This thesis is part of two national research projects: Progetto VIGOR and Atlante Geotermico del Mezzogiorno d’Italia (Geothermal Atlas of southern Italy), aimed at assessing the potential of geothermal resources in the country.
Chapter 1: Introduction 7
In the light of recent technological advances, research and development of new applications for harnessing the potential of geothermic resources is expanding on both a national and regional level. This is embedded within the context of a vast and diversified strategy for the development of alternative and renewable sources of energy. The “Atlante geotermico del Mezzogiorno d’Italia” project is one of the strategic parts of this strategy and represents the first level for the schematization of complex geothermic data from nine regions of central and southern Italy (Abruzzo, Basilicata, Apulia, Calabria, Campania, Latium, Molise, Sardinia, Sicily).

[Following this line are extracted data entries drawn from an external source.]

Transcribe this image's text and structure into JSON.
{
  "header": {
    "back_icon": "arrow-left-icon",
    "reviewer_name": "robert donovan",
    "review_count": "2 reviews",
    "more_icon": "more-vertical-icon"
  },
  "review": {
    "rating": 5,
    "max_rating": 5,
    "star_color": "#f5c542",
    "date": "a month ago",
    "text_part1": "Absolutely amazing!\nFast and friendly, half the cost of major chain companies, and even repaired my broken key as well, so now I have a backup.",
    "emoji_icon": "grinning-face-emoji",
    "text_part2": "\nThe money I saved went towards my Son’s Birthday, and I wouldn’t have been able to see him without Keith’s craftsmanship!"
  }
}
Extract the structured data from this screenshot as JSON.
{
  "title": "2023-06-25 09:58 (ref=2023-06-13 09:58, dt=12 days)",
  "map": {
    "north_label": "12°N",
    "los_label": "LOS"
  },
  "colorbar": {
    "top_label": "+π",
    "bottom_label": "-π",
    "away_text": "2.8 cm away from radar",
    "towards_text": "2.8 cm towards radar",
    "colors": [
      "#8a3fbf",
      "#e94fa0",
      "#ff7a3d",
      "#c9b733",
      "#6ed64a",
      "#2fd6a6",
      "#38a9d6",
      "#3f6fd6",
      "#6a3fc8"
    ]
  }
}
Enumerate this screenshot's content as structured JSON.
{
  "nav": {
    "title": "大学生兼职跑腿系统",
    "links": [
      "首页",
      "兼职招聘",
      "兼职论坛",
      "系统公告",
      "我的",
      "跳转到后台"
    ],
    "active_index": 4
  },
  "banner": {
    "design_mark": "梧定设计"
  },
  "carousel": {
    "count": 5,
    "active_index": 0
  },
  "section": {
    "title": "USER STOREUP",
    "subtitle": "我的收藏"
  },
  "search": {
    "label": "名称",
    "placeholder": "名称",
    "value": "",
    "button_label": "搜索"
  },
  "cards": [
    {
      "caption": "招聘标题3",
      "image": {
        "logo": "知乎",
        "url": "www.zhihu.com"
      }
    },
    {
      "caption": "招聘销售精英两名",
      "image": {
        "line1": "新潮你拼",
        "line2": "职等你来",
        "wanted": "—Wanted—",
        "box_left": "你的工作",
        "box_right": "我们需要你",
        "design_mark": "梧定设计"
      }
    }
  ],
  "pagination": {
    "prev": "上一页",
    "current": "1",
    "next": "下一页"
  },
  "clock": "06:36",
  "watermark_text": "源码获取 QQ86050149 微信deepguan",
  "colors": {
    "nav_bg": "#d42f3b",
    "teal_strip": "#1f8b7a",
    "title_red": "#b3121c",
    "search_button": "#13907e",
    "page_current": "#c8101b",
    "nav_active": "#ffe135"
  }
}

The harnessing of non conventional geothermic resources for the production of electric energy and an updated atlantes illustrating the geothermal resources have a strategic value in the economy and sustainable development of the Regions, potentially functioning as an investment-attraction and launch-pad for an energetic economy that may bring back Italian’s geothermal role as an important renewable energetic resource.
Consistent with this framework, the VIGOR project originates from an agreement between the Italian Ministry of the Economic Development and the Italian National Council (CNR) with the aim of locating and developing interventions in order to expand the exploitable geothermal energy potential of four Italian Regions (Apulia, Calabria, Campania and Sicily).
The two projects have a broad interdisciplinary approach and include classic geological, geophysical and engineering analyses, as well as studies on economical, juridical, and social issues concerning the implementation of geothermal energy in Italy.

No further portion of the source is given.